Previously: Neverwhere
The Third Book
Barely a week had passed after the near-troubles with the two boys, and the Weatherman is back, making his presence felt, just when it all seems the long chill between us was about to set in. You see, we maybe too cozy in each other's presence, but when leading separate lives, the distance makes it look like we are mere acquaintances. The issue comes from hardly engaging in small talk. I would make attempts at reaching out, but depending on his mood, he would cut off the conversation just when I would like to prolong it. I never complained. He also pays little attention to my activities online, even when we speak of the same thoughts, and when my obsession strikes, I would stalk all his social media accounts just to glance at the things that keep him preoccupied.
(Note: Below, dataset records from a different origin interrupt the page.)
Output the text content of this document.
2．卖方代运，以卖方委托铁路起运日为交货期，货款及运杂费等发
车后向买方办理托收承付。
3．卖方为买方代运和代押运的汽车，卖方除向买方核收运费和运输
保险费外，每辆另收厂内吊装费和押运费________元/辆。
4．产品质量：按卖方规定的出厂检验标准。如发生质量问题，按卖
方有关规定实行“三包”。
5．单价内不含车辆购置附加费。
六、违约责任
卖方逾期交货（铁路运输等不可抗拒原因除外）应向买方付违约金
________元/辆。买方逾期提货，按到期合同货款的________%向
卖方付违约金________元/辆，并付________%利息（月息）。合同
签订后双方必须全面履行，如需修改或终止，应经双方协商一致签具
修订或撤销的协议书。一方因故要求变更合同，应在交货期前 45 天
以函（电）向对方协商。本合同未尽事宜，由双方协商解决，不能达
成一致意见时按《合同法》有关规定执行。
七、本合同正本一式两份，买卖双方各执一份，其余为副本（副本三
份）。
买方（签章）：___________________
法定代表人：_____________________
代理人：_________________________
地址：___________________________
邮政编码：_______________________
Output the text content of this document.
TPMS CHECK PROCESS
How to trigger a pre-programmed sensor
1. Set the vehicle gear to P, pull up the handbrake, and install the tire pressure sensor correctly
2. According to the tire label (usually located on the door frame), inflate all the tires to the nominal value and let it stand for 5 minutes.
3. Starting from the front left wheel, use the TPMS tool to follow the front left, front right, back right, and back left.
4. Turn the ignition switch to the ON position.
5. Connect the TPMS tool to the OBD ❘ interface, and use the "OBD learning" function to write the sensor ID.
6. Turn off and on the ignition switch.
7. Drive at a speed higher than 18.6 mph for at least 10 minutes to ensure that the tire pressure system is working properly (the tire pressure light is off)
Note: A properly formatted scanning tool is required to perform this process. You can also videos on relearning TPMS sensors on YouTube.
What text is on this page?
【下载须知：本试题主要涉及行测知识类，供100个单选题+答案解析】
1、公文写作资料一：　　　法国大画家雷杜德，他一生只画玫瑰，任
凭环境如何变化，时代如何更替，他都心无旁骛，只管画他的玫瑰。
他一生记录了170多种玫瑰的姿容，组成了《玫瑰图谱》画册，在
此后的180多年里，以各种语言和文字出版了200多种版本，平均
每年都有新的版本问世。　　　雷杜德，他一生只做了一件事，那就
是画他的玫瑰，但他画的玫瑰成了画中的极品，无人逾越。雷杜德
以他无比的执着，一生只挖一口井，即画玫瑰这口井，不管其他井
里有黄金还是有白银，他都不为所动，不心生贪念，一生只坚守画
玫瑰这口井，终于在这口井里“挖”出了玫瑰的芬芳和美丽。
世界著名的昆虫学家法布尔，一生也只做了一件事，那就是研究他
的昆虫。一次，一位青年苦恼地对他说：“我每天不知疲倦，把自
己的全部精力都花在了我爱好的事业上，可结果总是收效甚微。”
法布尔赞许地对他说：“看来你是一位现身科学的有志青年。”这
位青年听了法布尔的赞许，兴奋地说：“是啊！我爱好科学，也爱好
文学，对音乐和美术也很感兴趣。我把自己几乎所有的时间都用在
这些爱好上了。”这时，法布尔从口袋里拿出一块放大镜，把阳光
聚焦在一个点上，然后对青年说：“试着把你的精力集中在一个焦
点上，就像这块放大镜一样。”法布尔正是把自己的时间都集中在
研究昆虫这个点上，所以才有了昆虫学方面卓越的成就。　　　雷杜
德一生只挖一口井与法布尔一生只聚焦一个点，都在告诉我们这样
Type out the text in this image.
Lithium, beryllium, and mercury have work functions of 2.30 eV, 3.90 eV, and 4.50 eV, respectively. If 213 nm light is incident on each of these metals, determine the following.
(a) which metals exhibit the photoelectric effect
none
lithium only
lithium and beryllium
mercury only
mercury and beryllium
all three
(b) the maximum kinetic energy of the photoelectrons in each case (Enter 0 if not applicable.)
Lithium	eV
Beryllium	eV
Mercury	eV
Sometimes his fascination with others fuel this jealousy, and to avoid getting hurt (or mad, whatever comes first) from being neglected, the habit of looking around has become a necessary distraction.
Only that, it never gets me anywhere.
Now back to the Weatherman, he sent an SMS asking for a favor. It came as a complete surprise since we had nothing in store for the coming weeks after watching the Azkals semi-finals game last Independence day. The favor wasn't that much, knowing the situation he found himself in, and without having to think it over, I acceded to his request, especially since he had to pick it up at the most convenient place for me. He arrived an hour later at my doorstep, and without even saying a word, we found ourselves lip-locking inside my quarters, like we did when he came back into my life early this year.
To describe the moment as pure bliss would be an understatement for someone who has harbored this tenderness for three years. All I know is the futility of searching when the Weatherman holds sway over me. Someone has to step up, or the cycle would tear me apart. Not to spoil the day-long cuddling, I spoke my mind while having a stroll at the Malacanan on his way home.
"Hanggang ganito na lang ba tayo?" The Weatherman was in for a complete shock.
I told him what has been going since the events of Deus Ex Machina, and no amount of pretending will erase the obvious that we treat each other as more than just friends.
"Walang ganito na magkaibigan." I was referring to the deeds we do in private. Through and through, I have never seen him as just a lay. "At sa tuwing naiisip ko na masaya tayong magkasama, nanghihinayang ako sa maaring mangyari kapag pinili kong muling lumayo at maghanap ng iba."
My words were broken and devoid of eloquence.
"Ayokong malaman mo isang araw na wala na ako sa iyo."
I told the Weatherman of my plans for us, of how I think of no one to see the world except him. I reminded him of our common passions, of what keeps us getting drawn into each other's spheres. I asked how he sees me, and his vague answer makes my plea a little more unsettling. "You're very special and I can't think of anyone who enjoys the same things I do."
"Wala pa akong nakakasamang iba sa ganitong mga lakad."
Maybe he was careful with his words so as to emphasize his non-commitment. Perhaps, he really felt nothing beyond the trappings of lust, and the companionship we enjoy every time we have these scheduled hang-outs. But given how our lives seem to cross paths without ever realizing that they bind us closer, I proposed a more steady arrangement - one that would at least make us hold on to something even when a romantic relationship may not be forthcoming.
"Can we at least be exclusively dating?" He was silent. "Exclusively dating means we're not in a romantic commitment, just the fact that we won't see anyone else."
A further elaboration and the Weatherman finally said yes.
It was not the most ideal settlement, one, who is head over heels would find himself accepting. An observer might even think it was a desperate move by someone who would seldom let anyone breach his walls. I personally think it was done to collect more memories; and weave enough stories of being together, so as to make the Weatherman realize what I might become should he let me into his life. For the way I see things, it is easy to win someone's attention. It is the unwillingness to explore the possibilities that lead two intimate couples to drift apart.
"I really want to grow with you," I squeezed his hand as we sat next to the river. In the distance was the Quezon Bridge and the street scene during a Monday rush hour. The disclosure lead us to talk more about us, and what our lives were when we were still in someone else's arms. The day ends knowing it would be a struggle to win his heart back, the heart I almost had when he and I found each other many years back. But knowing I might never see no one beyond the Weatherman, and the difficulty of finding someone like him, risking everything in this seemingly puerile experiment might eventually win us a lasting bond.
Love might be a long shot, but at least, I would never have to confess again the sins I commit in the name of escaping his gravity.
Suspended between the eternal and the temporal, I have begun to orbit his world.
Suspended between the eternal and the temporal, I have begun to orbit his world.